Exercise 3.2 | Sampling Dice (n=3)

Lets pretend we don’t know the probability function for dice.


Next is something even less boring.


  1. Roll a dice once (sample size: n=3).
  2. We’ll plot the distribution of our samples.

Exercise 3.2 | Sampling Variability

The variability in the sample mean with a larger sample size.

> theres a even more variability in your sample means!

> what do you expect to see when we plot these sample means (\(\bar{x}\))?

Exercise 3.2 | Sampling Variability

The variability in the sample mean with a larger sample size.

> what do you notice with the shape with n=3?

Exercise 3.2 | Sampling Variability

The variability in the sample mean with a larger sample size.

> what do you notice with the shape with n=3?

Exercise 3.2 | Sampling Variability

The variability in the sample mean with a larger sample size.

> there’s some curvature to the shape

Exercise 3.2 | Sampling Dice (n=30)

Lets pretend we don’t know the probability function for dice.


Next is something very un-boring.


  1. Roll a dice once (sample size: n=30).
  2. We’ll plot the distribution of our samples.

Exercise 3.2 | Sampling Variability

The variability in the sample mean with a larger sample size.

> theres a even more ways your sample could look!

> what do you expect to see when we plot these sample means (\(\bar{x}\))?

Exercise 3.2 | Sampling Variability

What happens when we really increase the sample size?

> what do you notice with the shape with n=30?

Exercise 3.2 | Sampling Variability

What happens when we really increase the sample size?

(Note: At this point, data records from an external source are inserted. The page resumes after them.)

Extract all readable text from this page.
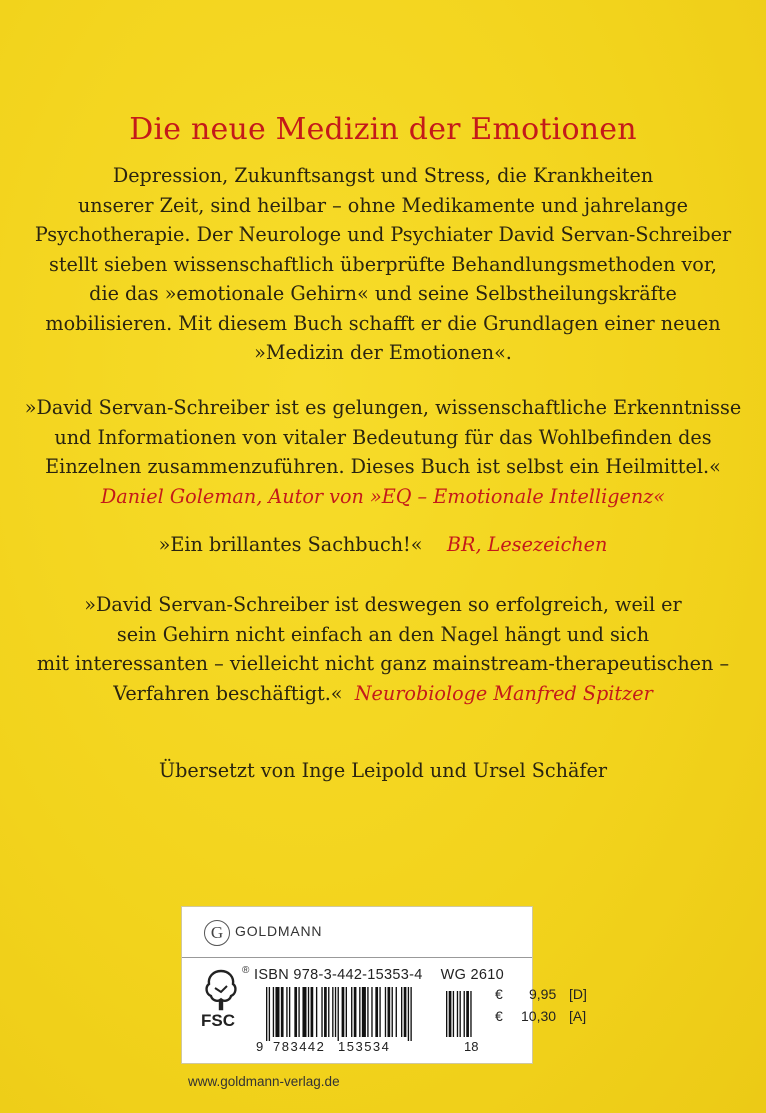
Die neue Medizin der Emotionen

Depression, Zukunftsangst und Stress, die Krankheiten

unserer Zeit, sind heilbar – ohne Medikamente und jahrelange

Psychotherapie. Der Neurologe und Psychiater David Servan-Schreiber

stellt sieben wissenschaftlich überprüfte Behandlungsmethoden vor,

die das »emotionale Gehirn« und seine Selbstheilungskräfte

mobilisieren. Mit diesem Buch schafft er die Grundlagen einer neuen

»Medizin der Emotionen«.

»David Servan-Schreiber ist es gelungen, wissenschaftliche Erkenntnisse

und Informationen von vitaler Bedeutung für das Wohlbefinden des

Einzelnen zusammenzuführen. Dieses Buch ist selbst ein Heilmittel.«

Daniel Goleman, Autor von »EQ – Emotionale Intelligenz«

»Ein brillantes Sachbuch!« BR, Lesezeichen

»David Servan-Schreiber ist deswegen so erfolgreich, weil er

sein Gehirn nicht einfach an den Nagel hängt und sich

mit interessanten – vielleicht nicht ganz mainstream-therapeutischen –

Verfahren beschäftigt.« Neurobiologe Manfred Spitzer

Übersetzt von Inge Leipold und Ursel Schäfer

G GOLDMANN
FSC
® ISBN 978-3-442-15353-4 WG 2610
9 783442 153534	18
€ 9,95 [D]
€ 10,30 [A]
www.goldmann-verlag.de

> the distribution of sample means gets tighter and more bell-shaped

Exercise 3.2 | Sampling Variability

What happens when we really increase the sample size?

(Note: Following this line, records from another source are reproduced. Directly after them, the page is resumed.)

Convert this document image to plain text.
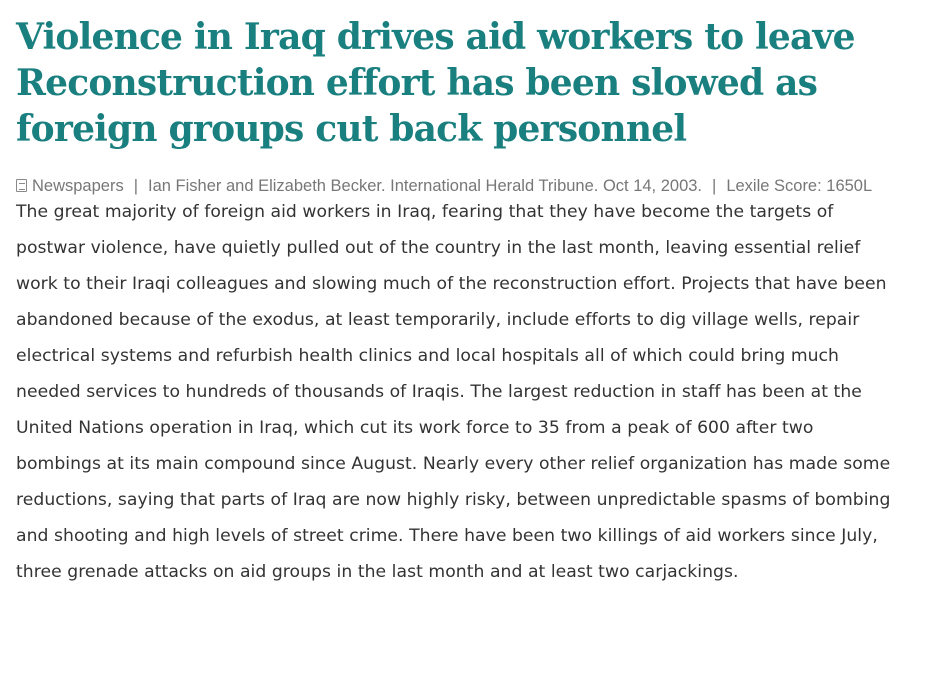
Violence in Iraq drives aid workers to leave
Reconstruction effort has been slowed as
foreign groups cut back personnel
Newspapers | Ian Fisher and Elizabeth Becker. International Herald Tribune. Oct 14, 2003. | Lexile Score: 1650L

The great majority of foreign aid workers in Iraq, fearing that they have become the targets of postwar violence, have quietly pulled out of the country in the last month, leaving essential relief work to their Iraqi colleagues and slowing much of the reconstruction effort. Projects that have been abandoned because of the exodus, at least temporarily, include efforts to dig village wells, repair electrical systems and refurbish health clinics and local hospitals all of which could bring much needed services to hundreds of thousands of Iraqis. The largest reduction in staff has been at the United Nations operation in Iraq, which cut its work force to 35 from a peak of 600 after two bombings at its main compound since August. Nearly every other relief organization has made some reductions, saying that parts of Iraq are now highly risky, between unpredictable spasms of bombing and shooting and high levels of street crime. There have been two killings of aid workers since July, three grenade attacks on aid groups in the last month and at least two carjackings.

> what is this probability function in red?

Random Variables: Known

If we know the random variable, we can learn many things about the population.

  • Probability wait time < 10:
    • P(X < 10) = 0.21
  • Probability wait time > 15:
    • P(X > 15) = 0.11
  • Probability between 10 - 15:
    • P(10 < X < 15) = 0.59


> when we know the probability function, we can calculate everything exactly

Random Variables: Unknown

If we take multiple samples, we get different sample means.

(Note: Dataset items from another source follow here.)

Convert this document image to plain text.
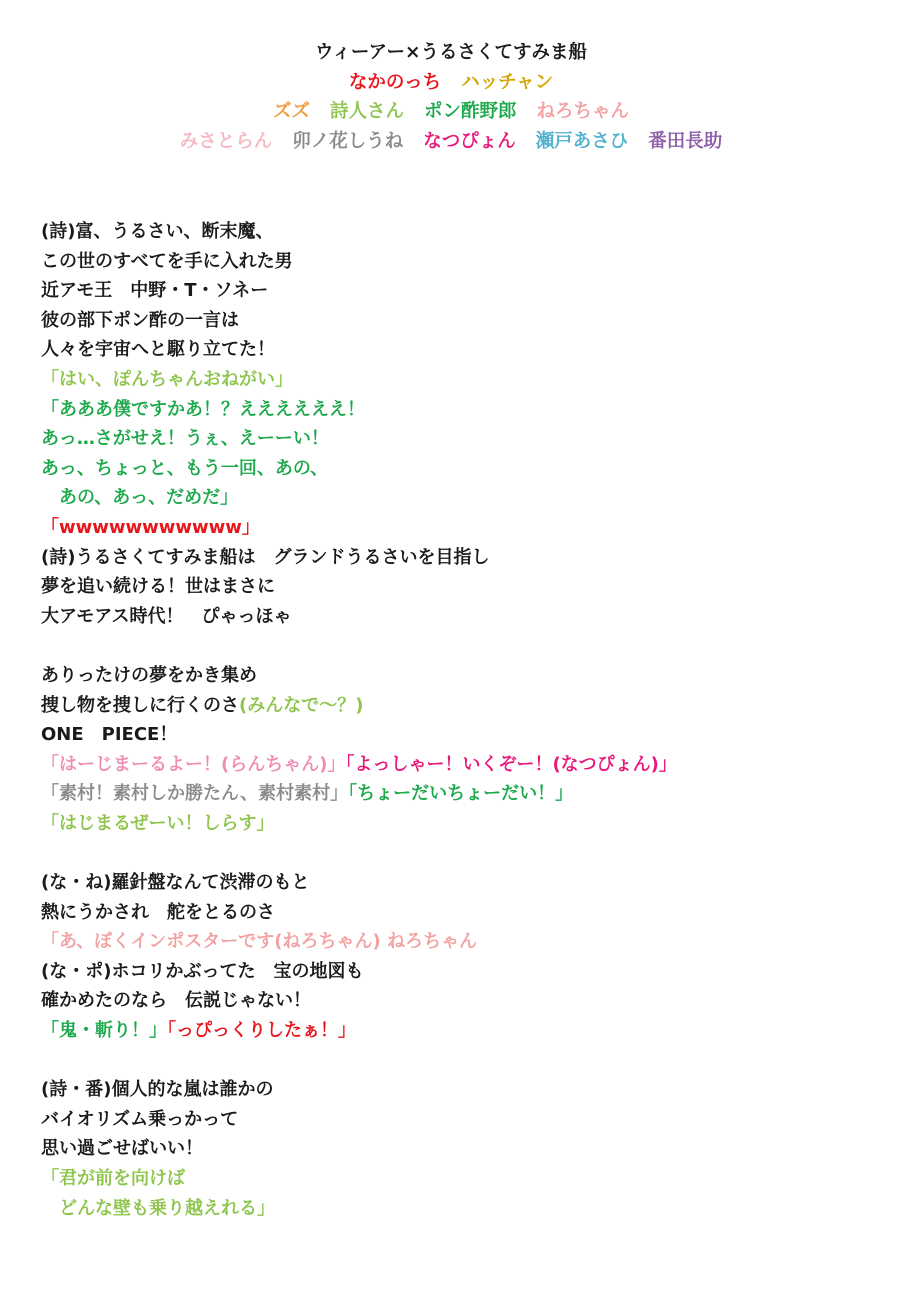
ウィーアー×うるさくてすみま船
なかのっち ハッチャン
ズズ 詩人さん ポン酢野郎 ねろちゃん
みさとらん 卯ノ花しうね なつぴょん 瀬戸あさひ 番田長助
(詩)富、うるさい、断末魔、
この世のすべてを手に入れた男
近アモ王　中野・T・ソネー
彼の部下ポン酢の一言は
人々を宇宙へと駆り立てた！
「はい、ぽんちゃんおねがい」
「あああ僕ですかあ！？ええええええ！
あっ…さがせえ！うぇ、えーーい！
あっ、ちょっと、もう一回、あの、
　あの、あっ、だめだ」
「wwwwwwwwwww」
(詩)うるさくてすみま船は　グランドうるさいを目指し
夢を追い続ける！世はまさに
大アモアス時代！　ぴゃっほゃ
ありったけの夢をかき集め
捜し物を捜しに行くのさ(みんなで～？)
ONE　PIECE！
「はーじまーるよー！(らんちゃん)」「よっしゃー！いくぞー！(なつぴょん)」
「素村！素村しか勝たん、素村素村」「ちょーだいちょーだい！」
「はじまるぜーい！しらす」
(な・ね)羅針盤なんて渋滞のもと
熱にうかされ　舵をとるのさ
「あ、ぼくインポスターです(ねろちゃん) ねろちゃん
(な・ポ)ホコリかぶってた　宝の地図も
確かめたのなら　伝説じゃない！
「鬼・斬り！」「っぴっくりしたぁ！」
(詩・番)個人的な嵐は誰かの
バイオリズム乗っかって
思い過ごせばいい！
「君が前を向けば
　どんな壁も乗り越えれる」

Each sample gives us a different estimate of the population mean.

Random Variables: Unknown

If we take multiple samples, their means will vary.



Random Variables: Unknown

If we take multiple samples, their means will vary, and by much less than the original distribution.



> why? think about rolling two dice… it’s much less likely to get a 2 than a 7

Random Variables: Unknown

As sample size grows, the distribution of the sample means approaches a normal distribution.



Random Variables: Unknown

As sample size grows, the normal distribution the sample means approach gets narrower.



Random Variables: Unknown

The normal distribution the sample means approach is centered on the population mean!



> the sample mean \(\bar{x}\) follows a normal distribution around the truth 😱

\[\bar{x} \sim N\Big(\mu, \frac{\sigma}{\sqrt{n}}\Big)\]

Random Variables: Unknown

This works for (nearly) any distribution shape as sample size increases.

The Central Limit Theorem

The distribution of sample means approximates a normal distribution as sample size increases, regardless of the population’s distribution.

Key insights:

  • Sample means cluster around μ
  • Standard error = σ/√n
  • Normal shape emerges

Implications:

  • We can predict the behavior of x̄
  • This works for (nearly) ANY distribution